8. Mr. Parikh placed strong reliance on a decision of this Court in Rabari Nagjibhai Hafibhai v. Bai Zaver d/o. Meva Visa and Anr. 15 G.L.R. 153. In that case, the ex parte order was passed In favour of the wife on 15th July, 1970 fixing the maintenance at the rate of Rs. 100-/ per month. The husband filed a Misc. Application on 27th July, 1970 for setting aside that order. That application was dismissed on 6th December, 1971. He filed a revision application against the order in the Sessions Court but that application also failed. The wife then took out recovery proceedings by an application dated 5th January, 1972 to recover the arrears of maintenance of 34 months for the period between 4th February 1969 and 31st December, 1971. The husband filed an application for cancelling the maintenance order on the ground that he was ready and willing to keep his wife with him.
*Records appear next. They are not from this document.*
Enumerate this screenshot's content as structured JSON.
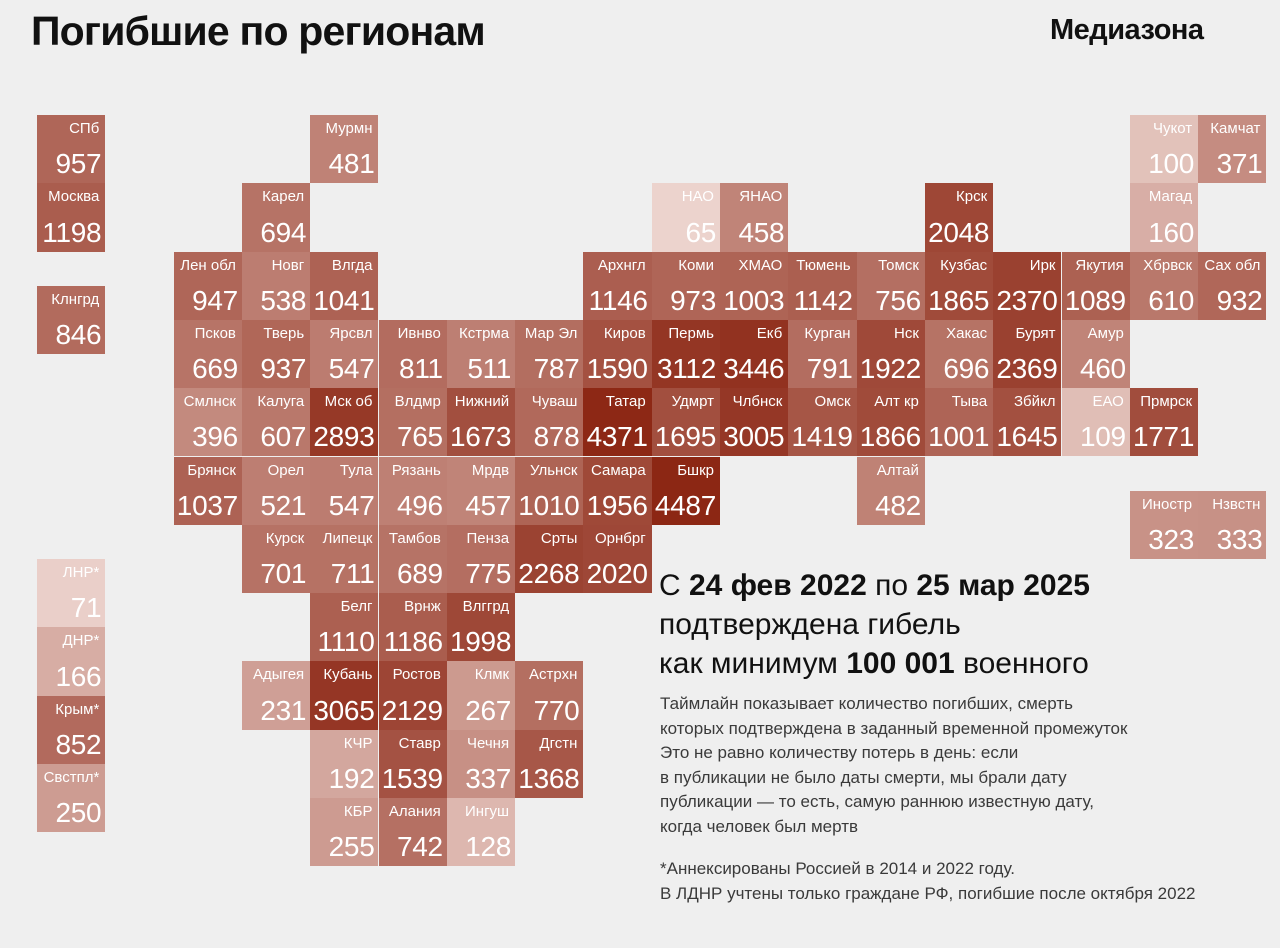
{
  "title": "Погибшие по регионам",
  "brand": "Медиазона",
  "summary": {
    "prefix": "С ",
    "date_from": "24 фев 2022",
    "between": " по ",
    "date_to": "25 мар 2025",
    "line2": "подтверждена гибель",
    "line3_prefix": "как минимум ",
    "total": "100 001",
    "line3_suffix": " военного"
  },
  "description": [
    "Таймлайн показывает количество погибших, смерть",
    "которых подтверждена в заданный временной промежуток",
    "Это не равно количеству потерь в день: если",
    "в публикации не было даты смерти, мы брали дату",
    "публикации — то есть, самую раннюю известную дату,",
    "когда человек был мертв"
  ],
  "footnote": [
    "*Аннексированы Россией в 2014 и 2022 году.",
    "В ЛДНР учтены только граждане РФ, погибшие после октября 2022"
  ],
  "color_scale": {
    "min": 65,
    "max": 4487,
    "light": "#ecd3cd",
    "dark": "#8c2714"
  },
  "regions": [
    {
      "label": "СПб",
      "value": 957,
      "col": 0,
      "row": 0
    },
    {
      "label": "Мурмн",
      "value": 481,
      "col": 4,
      "row": 0
    },
    {
      "label": "Чукот",
      "value": 100,
      "col": 16,
      "row": 0
    },
    {
      "label": "Камчат",
      "value": 371,
      "col": 17,
      "row": 0
    },
    {
      "label": "Москва",
      "value": 1198,
      "col": 0,
      "row": 1
    },
    {
      "label": "Карел",
      "value": 694,
      "col": 3,
      "row": 1
    },
    {
      "label": "НАО",
      "value": 65,
      "col": 9,
      "row": 1
    },
    {
      "label": "ЯНАО",
      "value": 458,
      "col": 10,
      "row": 1
    },
    {
      "label": "Крск",
      "value": 2048,
      "col": 13,
      "row": 1
    },
    {
      "label": "Магад",
      "value": 160,
      "col": 16,
      "row": 1
    },
    {
      "label": "Лен обл",
      "value": 947,
      "col": 2,
      "row": 2
    },
    {
      "label": "Новг",
      "value": 538,
      "col": 3,
      "row": 2
    },
    {
      "label": "Влгда",
      "value": 1041,
      "col": 4,
      "row": 2
    },
    {
      "label": "Архнгл",
      "value": 1146,
      "col": 8,
      "row": 2
    },
    {
      "label": "Коми",
      "value": 973,
      "col": 9,
      "row": 2
    },
    {
      "label": "ХМАО",
      "value": 1003,
      "col": 10,
      "row": 2
    },
    {
      "label": "Тюмень",
      "value": 1142,
      "col": 11,
      "row": 2
    },
    {
      "label": "Томск",
      "value": 756,
      "col": 12,
      "row": 2
    },
    {
      "label": "Кузбас",
      "value": 1865,
      "col": 13,
      "row": 2
    },
    {
      "label": "Ирк",
      "value": 2370,
      "col": 14,
      "row": 2
    },
    {
      "label": "Якутия",
      "value": 1089,
      "col": 15,
      "row": 2
    },
    {
      "label": "Хбрвск",
      "value": 610,
      "col": 16,
      "row": 2
    },
    {
      "label": "Сах обл",
      "value": 932,
      "col": 17,
      "row": 2
    },
    {
      "label": "Клнгрд",
      "value": 846,
      "col": 0,
      "row": 2.5
    },
    {
      "label": "Псков",
      "value": 669,
      "col": 2,
      "row": 3
    },
    {
      "label": "Тверь",
      "value": 937,
      "col": 3,
      "row": 3
    },
    {
      "label": "Ярсвл",
      "value": 547,
      "col": 4,
      "row": 3
    },
    {
      "label": "Ивнво",
      "value": 811,
      "col": 5,
      "row": 3
    },
    {
      "label": "Кстрма",
      "value": 511,
      "col": 6,
      "row": 3
    },
    {
      "label": "Мар Эл",
      "value": 787,
      "col": 7,
      "row": 3
    },
    {
      "label": "Киров",
      "value": 1590,
      "col": 8,
      "row": 3
    },
    {
      "label": "Пермь",
      "value": 3112,
      "col": 9,
      "row": 3
    },
    {
      "label": "Екб",
      "value": 3446,
      "col": 10,
      "row": 3
    },
    {
      "label": "Курган",
      "value": 791,
      "col": 11,
      "row": 3
    },
    {
      "label": "Нск",
      "value": 1922,
      "col": 12,
      "row": 3
    },
    {
      "label": "Хакас",
      "value": 696,
      "col": 13,
      "row": 3
    },
    {
      "label": "Бурят",
      "value": 2369,
      "col": 14,
      "row": 3
    },
    {
      "label": "Амур",
      "value": 460,
      "col": 15,
      "row": 3
    },
    {
      "label": "Смлнск",
      "value": 396,
      "col": 2,
      "row": 4
    },
    {
      "label": "Калуга",
      "value": 607,
      "col": 3,
      "row": 4
    },
    {
      "label": "Мск об",
      "value": 2893,
      "col": 4,
      "row": 4
    },
    {
      "label": "Влдмр",
      "value": 765,
      "col": 5,
      "row": 4
    },
    {
      "label": "Нижний",
      "value": 1673,
      "col": 6,
      "row": 4
    },
    {
      "label": "Чуваш",
      "value": 878,
      "col": 7,
      "row": 4
    },
    {
      "label": "Татар",
      "value": 4371,
      "col": 8,
      "row": 4
    },
    {
      "label": "Удмрт",
      "value": 1695,
      "col": 9,
      "row": 4
    },
    {
      "label": "Члбнск",
      "value": 3005,
      "col": 10,
      "row": 4
    },
    {
      "label": "Омск",
      "value": 1419,
      "col": 11,
      "row": 4
    },
    {
      "label": "Алт кр",
      "value": 1866,
      "col": 12,
      "row": 4
    },
    {
      "label": "Тыва",
      "value": 1001,
      "col": 13,
      "row": 4
    },
    {
      "label": "Збйкл",
      "value": 1645,
      "col": 14,
      "row": 4
    },
    {
      "label": "ЕАО",
      "value": 109,
      "col": 15,
      "row": 4
    },
    {
      "label": "Прмрск",
      "value": 1771,
      "col": 16,
      "row": 4
    },
    {
      "label": "Брянск",
      "value": 1037,
      "col": 2,
      "row": 5
    },
    {
      "label": "Орел",
      "value": 521,
      "col": 3,
      "row": 5
    },
    {
      "label": "Тула",
      "value": 547,
      "col": 4,
      "row": 5
    },
    {
      "label": "Рязань",
      "value": 496,
      "col": 5,
      "row": 5
    },
    {
      "label": "Мрдв",
      "value": 457,
      "col": 6,
      "row": 5
    },
    {
      "label": "Ульнск",
      "value": 1010,
      "col": 7,
      "row": 5
    },
    {
      "label": "Самара",
      "value": 1956,
      "col": 8,
      "row": 5
    },
    {
      "label": "Бшкр",
      "value": 4487,
      "col": 9,
      "row": 5
    },
    {
      "label": "Алтай",
      "value": 482,
      "col": 12,
      "row": 5
    },
    {
      "label": "Иностр",
      "value": 323,
      "col": 16,
      "row": 5.5
    },
    {
      "label": "Нзвстн",
      "value": 333,
      "col": 17,
      "row": 5.5
    },
    {
      "label": "Курск",
      "value": 701,
      "col": 3,
      "row": 6
    },
    {
      "label": "Липецк",
      "value": 711,
      "col": 4,
      "row": 6
    },
    {
      "label": "Тамбов",
      "value": 689,
      "col": 5,
      "row": 6
    },
    {
      "label": "Пенза",
      "value": 775,
      "col": 6,
      "row": 6
    },
    {
      "label": "Срты",
      "value": 2268,
      "col": 7,
      "row": 6
    },
    {
      "label": "Орнбрг",
      "value": 2020,
      "col": 8,
      "row": 6
    },
    {
      "label": "ЛНР*",
      "value": 71,
      "col": 0,
      "row": 6.5
    },
    {
      "label": "Белг",
      "value": 1110,
      "col": 4,
      "row": 7
    },
    {
      "label": "Врнж",
      "value": 1186,
      "col": 5,
      "row": 7
    },
    {
      "label": "Влггрд",
      "value": 1998,
      "col": 6,
      "row": 7
    },
    {
      "label": "ДНР*",
      "value": 166,
      "col": 0,
      "row": 7.5
    },
    {
      "label": "Адыгея",
      "value": 231,
      "col": 3,
      "row": 8
    },
    {
      "label": "Кубань",
      "value": 3065,
      "col": 4,
      "row": 8
    },
    {
      "label": "Ростов",
      "value": 2129,
      "col": 5,
      "row": 8
    },
    {
      "label": "Клмк",
      "value": 267,
      "col": 6,
      "row": 8
    },
    {
      "label": "Астрхн",
      "value": 770,
      "col": 7,
      "row": 8
    },
    {
      "label": "Крым*",
      "value": 852,
      "col": 0,
      "row": 8.5
    },
    {
      "label": "КЧР",
      "value": 192,
      "col": 4,
      "row": 9
    },
    {
      "label": "Ставр",
      "value": 1539,
      "col": 5,
      "row": 9
    },
    {
      "label": "Чечня",
      "value": 337,
      "col": 6,
      "row": 9
    },
    {
      "label": "Дгстн",
      "value": 1368,
      "col": 7,
      "row": 9
    },
    {
      "label": "Свстпл*",
      "value": 250,
      "col": 0,
      "row": 9.5
    },
    {
      "label": "КБР",
      "value": 255,
      "col": 4,
      "row": 10
    },
    {
      "label": "Алания",
      "value": 742,
      "col": 5,
      "row": 10
    },
    {
      "label": "Ингуш",
      "value": 128,
      "col": 6,
      "row": 10
    }
  ]
}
Both the applications were heard together and the learned Magistrate dismissed the husband's application' and allowed the life's recovery application by his order dated 12th June, 1972. It will appear from the above facts that after the ex parte order was pared in favour of the wife on 15th July, 1970 she did not take any action for executing this order till she took out recovery proceedings on 5th January, 1972. There was nothing to preclude the wife to take out recovery proceedings immediately after 15th July, 1970. Even though the' husband had filed an application for setting aside the ex parte order, the court had not granted stay of execution of the ex parte order of 15th July, 1970 and, therefore, the wife was free to execute the order. And recover the maintenance amount becoming due to her under that order from time to time. It was in these circumstances that this Court relying on the 2nd proviso to Sub-section (3) of Section 488 of the old Code held that the order directing issue of warrant for levying the amount for the period from 4-2-69 to 31-12-71 could not be sustained. The court directed that the warrant to be issued levying the amount towards the arrears of maintenance must be for the period from December 1970 to December, 1971. The facts of the present case are quite different from the facts of that case and, therefore, in my opinion, this decision is of no assistance to the learned advocate for the husband. For the above reasons, I do not see any substance in the second contention also.

In the result, therefore, this application fails and is dismissed. Rule discharged.